America’s colleges and universities are facing a pivotal demographic change in the nation’s population – one that will deeply impact the way that these institutions serve a changing student body. According to U.S. Bureau of Labor Statistics, college enrollments have nearly doubled over the past 10 years, but the growth trend will decline demonstrably in the coming years.

According to the Labor data, the U.S. college-aged population was 18% of the whole in 1950. In 2050, it will account for only 15%. The annual growth rate of 1.4% for this population will decline by more than half, to a mere .6%, with the greatest decrease in growth rate projected to be .3% for the next decade.

Where will U.S. colleges and universities see the most change in their enrollments? The most significant enrollment decline will be among white college-aged men, while growth will be largely attributable to underrepresented minority and foreign-born students. Indeed, the non-white Hispanic, college-aged population is expected to more than double to 23% between 2000 and 2050, the black rate to grow to 15%, and the Asian rate to 10%. During the same period, the white college-aged population is projected to decline by 20 percentage points.

The result will be substantially increased competition for a smaller pool of “traditional” students, making diversity enrollment critical to tuition-driven institutions. To close the coming enrollment gap, colleges and universities will have to develop new levers of distinction to draw a proportional share of underrepresented minority students. Further – they will need to create and implement diversity strategic action plans that enable them to respond effectively to the needs of this changing student body. The vitality of these institutions is tied, inextricably, to the success of these students.
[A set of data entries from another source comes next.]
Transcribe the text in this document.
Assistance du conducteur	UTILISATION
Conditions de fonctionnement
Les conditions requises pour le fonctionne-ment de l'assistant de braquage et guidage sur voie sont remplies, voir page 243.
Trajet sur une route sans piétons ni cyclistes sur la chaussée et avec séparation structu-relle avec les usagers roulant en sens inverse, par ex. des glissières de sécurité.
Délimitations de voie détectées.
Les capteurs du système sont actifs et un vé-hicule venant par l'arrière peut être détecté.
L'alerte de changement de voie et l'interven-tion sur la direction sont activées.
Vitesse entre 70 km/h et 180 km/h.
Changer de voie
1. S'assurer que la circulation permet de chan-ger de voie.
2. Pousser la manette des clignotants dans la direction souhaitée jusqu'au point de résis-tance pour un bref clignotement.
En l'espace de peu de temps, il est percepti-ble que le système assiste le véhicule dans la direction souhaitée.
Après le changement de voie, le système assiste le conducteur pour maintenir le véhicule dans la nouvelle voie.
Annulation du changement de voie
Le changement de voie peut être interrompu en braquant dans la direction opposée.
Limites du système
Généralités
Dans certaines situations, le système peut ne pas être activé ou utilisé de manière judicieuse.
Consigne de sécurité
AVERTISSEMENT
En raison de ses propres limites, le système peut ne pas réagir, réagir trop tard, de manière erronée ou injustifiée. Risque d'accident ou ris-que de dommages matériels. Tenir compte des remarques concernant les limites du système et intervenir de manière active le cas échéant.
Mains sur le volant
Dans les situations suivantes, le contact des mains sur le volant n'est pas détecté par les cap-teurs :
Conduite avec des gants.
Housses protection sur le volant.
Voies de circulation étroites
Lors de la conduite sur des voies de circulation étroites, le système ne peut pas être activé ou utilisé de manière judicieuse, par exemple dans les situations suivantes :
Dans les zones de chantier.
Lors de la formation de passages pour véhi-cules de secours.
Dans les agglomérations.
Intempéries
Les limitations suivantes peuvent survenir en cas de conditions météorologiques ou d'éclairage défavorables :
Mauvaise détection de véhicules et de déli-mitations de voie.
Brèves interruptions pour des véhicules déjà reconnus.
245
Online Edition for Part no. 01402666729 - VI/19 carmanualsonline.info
An effective diversity strategic action plan is holistic: incorporating racial, ethnic and gender diversity as well as diversity in religion, creed, ability, sexual orientation, and socio-economic background. It must take into account the unique needs of the institution, and strategically complement the institution’s existing strengths. For a diversity strategic action plan to be successful, all campus constituents must be represented and heard.

Social science research makes clear that it takes years of persistent effort to hone institutional diversity profiles. In an unsettling national trend, few colleges and universities have prepared adequately for the demographic changes to come. Notwithstanding the many social and intellectual benefits of diversity, diversity enrollment will be vital to the economic sustainability of American higher education. Diversity should, therefore, be among the highest of institutional priorities.